A thermal conditioning device 1 thus produced makes it possible to limit the pressure drop by having a smaller footprint compared with certain solutions of the prior art, while increasing the transfer of calories. Indeed, the heat generated by the electric heating means 17, for example made in the form of resistive tracks is directly transmitted to the fluid in which the core 11a or 11b is immersed.

In addition, the parallel circulation of the fluid in a common direction, for example from the bottom upwards during integration into the motor vehicle, makes it possible to obtain a homogeneous flow rate in the two thermal modules 3a and 3b, and in particular avoiding the appearance of air bubbles in the guide circuits 15a and 15b of the two thermal modules 3a and 3b.

Claims

1. Device (1) for thermal conditioning of a fluid for a motor vehicle, said device (1) comprising at least two thermal modules (3a, 3b) arranged for parallel fluid flow in the two thermal modules (3a, 3b). ) in a common direction, a thermal module (3a, 3b) comprising:

an enclosure (13a, 13b), and

a core (11a, 11b) arranged inside the enclosure (13a, 13b), so as to define a guiding circuit (15a, 15b) for the fluid between the core (11a, 11b) and the enclosure (13a, 13b),

characterized in that the core (11a, 11b) of a thermal module (3a, 3b) comprises at least one electric means (17) for heating the fluid, so as to allow heat transfer between the electrical means (17) of heating and the fluid able to flow in the guide circuit (15a, 15b).
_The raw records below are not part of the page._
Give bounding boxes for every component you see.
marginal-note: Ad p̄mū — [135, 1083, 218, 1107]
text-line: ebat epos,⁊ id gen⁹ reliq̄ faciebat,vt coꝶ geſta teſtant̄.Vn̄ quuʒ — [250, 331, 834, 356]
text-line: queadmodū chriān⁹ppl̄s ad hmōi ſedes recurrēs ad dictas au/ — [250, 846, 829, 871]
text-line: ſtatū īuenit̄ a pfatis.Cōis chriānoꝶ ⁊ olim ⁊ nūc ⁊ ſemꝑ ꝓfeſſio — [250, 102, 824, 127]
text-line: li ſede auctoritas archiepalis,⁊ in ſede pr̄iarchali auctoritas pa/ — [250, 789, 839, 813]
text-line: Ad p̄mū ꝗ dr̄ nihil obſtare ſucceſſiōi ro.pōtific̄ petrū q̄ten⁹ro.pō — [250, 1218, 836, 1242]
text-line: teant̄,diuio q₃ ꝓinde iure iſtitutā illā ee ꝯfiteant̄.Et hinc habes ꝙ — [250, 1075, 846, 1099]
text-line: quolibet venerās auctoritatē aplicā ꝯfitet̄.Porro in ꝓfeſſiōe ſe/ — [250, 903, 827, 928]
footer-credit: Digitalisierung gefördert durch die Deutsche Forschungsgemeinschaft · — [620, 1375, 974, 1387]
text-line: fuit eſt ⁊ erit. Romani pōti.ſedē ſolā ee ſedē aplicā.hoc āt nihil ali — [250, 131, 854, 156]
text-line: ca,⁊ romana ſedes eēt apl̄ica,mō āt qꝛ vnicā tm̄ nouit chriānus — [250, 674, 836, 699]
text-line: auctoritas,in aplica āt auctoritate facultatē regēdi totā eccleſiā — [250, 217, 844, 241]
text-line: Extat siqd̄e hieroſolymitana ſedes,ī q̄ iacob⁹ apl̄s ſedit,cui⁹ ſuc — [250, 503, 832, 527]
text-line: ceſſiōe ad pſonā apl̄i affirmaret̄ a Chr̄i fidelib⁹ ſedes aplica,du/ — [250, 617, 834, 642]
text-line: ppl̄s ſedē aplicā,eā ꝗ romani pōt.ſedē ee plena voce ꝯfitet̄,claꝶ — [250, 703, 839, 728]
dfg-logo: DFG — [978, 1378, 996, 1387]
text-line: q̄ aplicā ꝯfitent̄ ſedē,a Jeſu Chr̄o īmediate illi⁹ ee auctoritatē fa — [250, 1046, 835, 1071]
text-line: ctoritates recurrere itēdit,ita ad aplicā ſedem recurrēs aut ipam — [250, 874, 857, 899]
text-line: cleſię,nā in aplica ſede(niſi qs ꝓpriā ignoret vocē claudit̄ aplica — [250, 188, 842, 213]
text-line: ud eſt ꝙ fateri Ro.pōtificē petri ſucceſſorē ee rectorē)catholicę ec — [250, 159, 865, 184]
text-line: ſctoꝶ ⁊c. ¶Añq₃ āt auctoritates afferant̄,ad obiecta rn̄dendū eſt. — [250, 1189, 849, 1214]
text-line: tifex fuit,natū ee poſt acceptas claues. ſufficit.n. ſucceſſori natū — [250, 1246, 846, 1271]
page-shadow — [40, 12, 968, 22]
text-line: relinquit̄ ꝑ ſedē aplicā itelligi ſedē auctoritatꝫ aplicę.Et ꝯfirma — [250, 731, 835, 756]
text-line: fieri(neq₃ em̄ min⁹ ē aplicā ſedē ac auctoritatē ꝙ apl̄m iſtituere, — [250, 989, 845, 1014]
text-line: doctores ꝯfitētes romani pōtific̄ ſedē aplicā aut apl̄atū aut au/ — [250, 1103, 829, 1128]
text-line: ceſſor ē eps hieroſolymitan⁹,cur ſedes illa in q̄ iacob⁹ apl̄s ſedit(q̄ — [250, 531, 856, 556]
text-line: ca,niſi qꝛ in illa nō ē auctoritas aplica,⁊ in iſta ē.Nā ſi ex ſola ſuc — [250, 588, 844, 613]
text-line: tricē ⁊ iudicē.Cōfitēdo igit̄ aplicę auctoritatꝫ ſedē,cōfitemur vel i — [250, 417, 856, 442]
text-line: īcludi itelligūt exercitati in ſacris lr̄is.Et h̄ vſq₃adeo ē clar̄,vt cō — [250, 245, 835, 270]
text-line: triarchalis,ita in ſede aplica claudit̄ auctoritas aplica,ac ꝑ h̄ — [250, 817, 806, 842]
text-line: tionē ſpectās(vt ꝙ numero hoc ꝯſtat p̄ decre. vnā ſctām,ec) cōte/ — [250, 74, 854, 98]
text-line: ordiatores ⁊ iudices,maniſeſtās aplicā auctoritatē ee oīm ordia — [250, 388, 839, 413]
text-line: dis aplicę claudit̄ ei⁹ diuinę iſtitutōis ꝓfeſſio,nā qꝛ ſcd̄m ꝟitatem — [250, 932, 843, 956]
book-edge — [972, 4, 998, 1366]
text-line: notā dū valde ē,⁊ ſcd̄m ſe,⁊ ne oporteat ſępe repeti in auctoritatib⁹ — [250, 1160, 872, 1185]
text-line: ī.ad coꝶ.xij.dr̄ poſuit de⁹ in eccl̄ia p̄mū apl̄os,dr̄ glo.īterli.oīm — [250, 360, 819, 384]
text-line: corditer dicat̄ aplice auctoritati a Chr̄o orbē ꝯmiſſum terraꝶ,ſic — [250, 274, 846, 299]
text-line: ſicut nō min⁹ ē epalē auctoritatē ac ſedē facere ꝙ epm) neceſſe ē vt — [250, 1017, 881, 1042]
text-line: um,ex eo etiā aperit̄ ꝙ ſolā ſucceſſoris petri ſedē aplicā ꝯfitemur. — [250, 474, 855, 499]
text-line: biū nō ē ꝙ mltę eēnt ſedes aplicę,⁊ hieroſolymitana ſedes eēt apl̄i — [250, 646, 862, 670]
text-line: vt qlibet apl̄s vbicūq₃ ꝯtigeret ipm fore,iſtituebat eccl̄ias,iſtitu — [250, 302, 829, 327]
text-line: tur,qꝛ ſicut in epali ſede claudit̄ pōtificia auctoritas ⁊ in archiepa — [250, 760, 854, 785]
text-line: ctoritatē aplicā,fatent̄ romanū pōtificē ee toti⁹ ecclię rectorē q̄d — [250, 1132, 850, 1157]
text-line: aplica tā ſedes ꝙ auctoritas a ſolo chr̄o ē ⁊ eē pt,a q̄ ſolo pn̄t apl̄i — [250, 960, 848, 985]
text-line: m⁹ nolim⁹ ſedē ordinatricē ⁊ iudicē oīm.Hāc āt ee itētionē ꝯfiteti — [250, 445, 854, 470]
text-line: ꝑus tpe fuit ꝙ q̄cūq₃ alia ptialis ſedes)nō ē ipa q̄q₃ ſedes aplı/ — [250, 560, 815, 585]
2. Device according to claim 1, wherein the core (11a, 11b) comprises a support (19) of the electric means (17) for heating made of an electrically insulating material and thermal conductor, such as a ceramic material.

3. Device according to one of claims 1 or 2, wherein the electric means (17) comprises heating at least one resistive track, and wherein the core (l ia,

11b) comprises a protective film disposed on the resistive track, and made of an electrical insulating material and thermal conductor, such as a ceramic material.

4. Device according to claims 2 and 3, wherein the protective film is made of the same material as the support (19) of the electric means (17) for heating.

5. Device according to claim 2, wherein the cores (11a, 11b) respectively have two terminals (25) adapted to be connected to a control means (5) of the associated electric heating means (17), and overmolded in the support material (19) of the corresponding core (11a, 11b).

Apparatus according to any one of the preceding claims, wherein the electrical means (17) for heating the cores (11a, 11b) of the two thermal modules (3a, 3b) are electrically connected to a common control means (5).

7. Device according to one of claims 5 or 6, wherein the control means (5) is arranged opposite one end of at least one core (1 la, 1 lb).

8. Device according to any one of the preceding claims, wherein the enclosures (13a, 13b) are formed in the form of a unitary block (27) having at least two housings (29a, 29b) for receiving a core. (l ia, 11b) corresponding.

9. Device according to any one of the preceding claims, comprising at least one inlet pipe (38) of the fluid and at least one outlet pipe (43) of the fluid respectively communicating with the guide circuits (15a, 15b) of the fluid, and arranged in opposite manner on both sides of the device (1) along a longitudinal axis (A).

10. Heater and / or air conditioning for a motor vehicle, characterized in that it comprises at least one device (1) for thermal conditioning of a fluid according to any one of the preceding claims.